Benin Republic has received its first doses of a vaccine for malaria, the leading cause of infant mortality in the country, and will begin administering them soon, officials said late on Monday.

“Malaria remains endemic and represents the leading cause of death among children under five years of age in Benin,” Health Minister Benjamin Hounkpatin told reporters at Cotonou airport, where the government officially received 215,900 doses of the RTS,S vaccine.

The first vaccinations will take place “within a few months”, he said.

In Benin, 40 percent of outpatient consultations and 25 percent of hospital admissions are linked to malaria, according to the minister.
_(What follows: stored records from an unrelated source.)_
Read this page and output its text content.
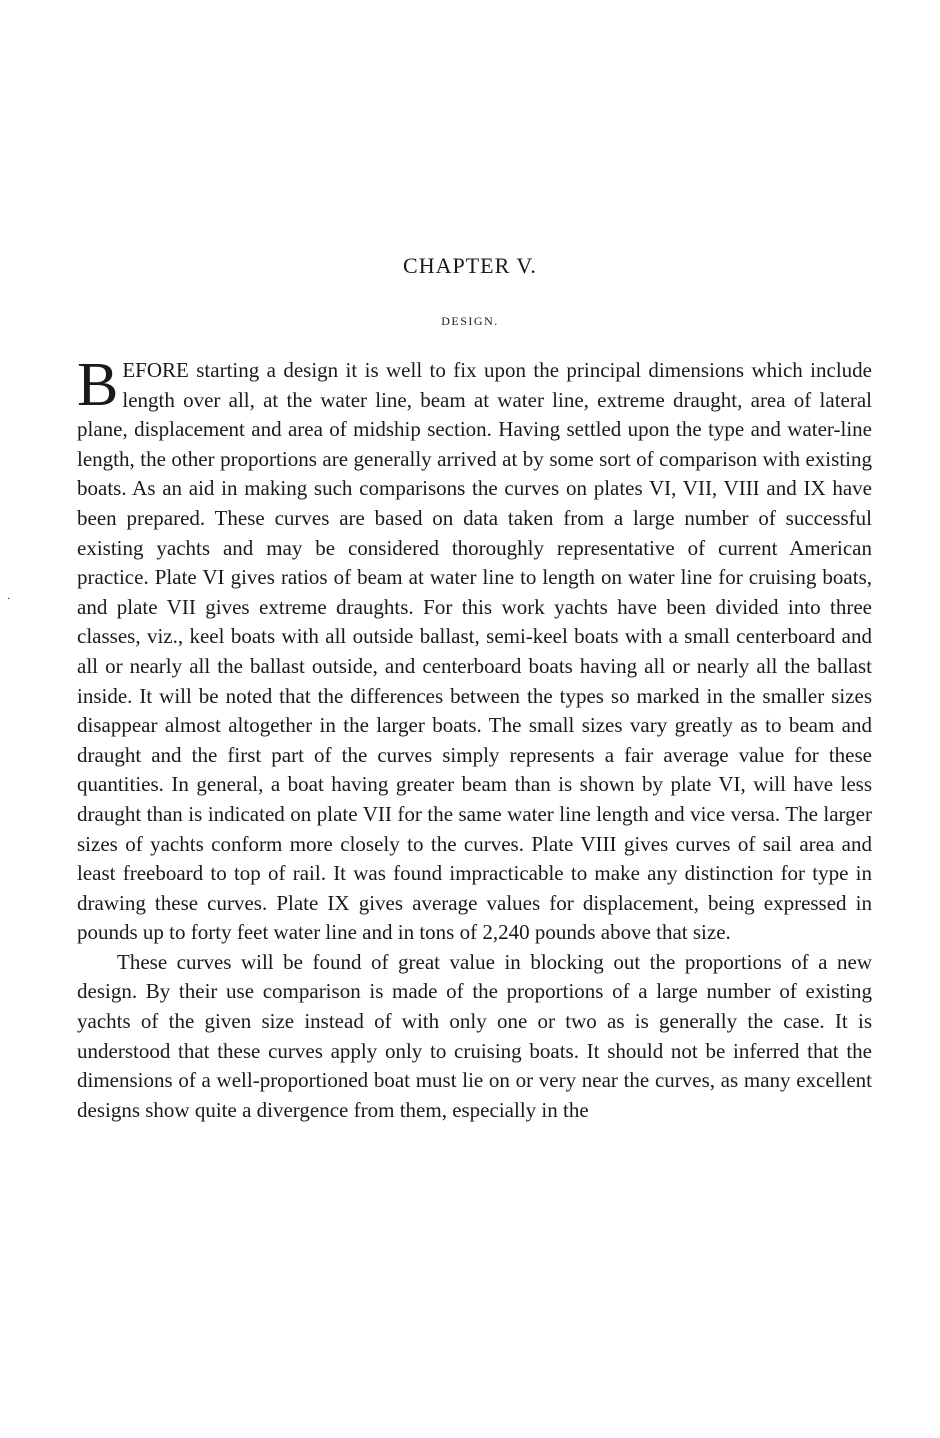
CHAPTER V.
DESIGN.
·

BEFORE starting a design it is well to fix upon the principal dimensions which include length over all, at the water line, beam at water line, extreme draught, area of lateral plane, displacement and area of midship section. Having settled upon the type and water-line length, the other proportions are generally arrived at by some sort of comparison with existing boats. As an aid in making such comparisons the curves on plates VI, VII, VIII and IX have been prepared. These curves are based on data taken from a large number of successful existing yachts and may be considered thoroughly representative of current American practice. Plate VI gives ratios of beam at water line to length on water line for cruising boats, and plate VII gives extreme draughts. For this work yachts have been divided into three classes, viz., keel boats with all outside ballast, semi-keel boats with a small centerboard and all or nearly all the ballast outside, and centerboard boats having all or nearly all the ballast inside. It will be noted that the differences between the types so marked in the smaller sizes disappear almost altogether in the larger boats. The small sizes vary greatly as to beam and draught and the first part of the curves simply represents a fair average value for these quantities. In general, a boat having greater beam than is shown by plate VI, will have less draught than is indicated on plate VII for the same water line length and vice versa. The larger sizes of yachts conform more closely to the curves. Plate VIII gives curves of sail area and least freeboard to top of rail. It was found impracticable to make any distinction for type in drawing these curves. Plate IX gives average values for displacement, being expressed in pounds up to forty feet water line and in tons of 2,240 pounds above that size.

These curves will be found of great value in blocking out the proportions of a new design. By their use comparison is made of the proportions of a large number of existing yachts of the given size instead of with only one or two as is generally the case. It is understood that these curves apply only to cruising boats. It should not be inferred that the dimensions of a well-proportioned boat must lie on or very near the curves, as many excellent designs show quite a divergence from them, especially in the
The vaccine will immunise “around 200,000 children” under the age of two, Benin Faustin Yao, an immunisation specialist at the UNICEF office in Benin, told AFP.

He said infants would receive four doses, at the age of six months, seven months, nine months and 18 months.

Benin is the third African country to receive doses of the vaccine after Cameroon and Sierra Leone, following a pilot phase in Ghana, Kenya and Malawi coordinated by the World Health Organisation (WHO) and funded by the GAVI Vaccine Alliance among others.

More than two million children have been vaccinated in these three African countries, leading to a “spectacular decline” in mortality and a significant drop in severe forms of malaria and hospitalisations, GAVI said.

According to the WHO, almost every minute, a child under the age of five dies from malaria.

Caused by a parasite transmitted by certain types of mosquitoes, the disease remains a formidable problem due in particular to its increasing resistance to treatment.

In 2021, 247 million cases were recorded across the world and 619,000 patients died, according to the WHO, which says the disease mainly affects Africa.

A colossal 95 percent of cases and 96 percent of deaths are on the continent.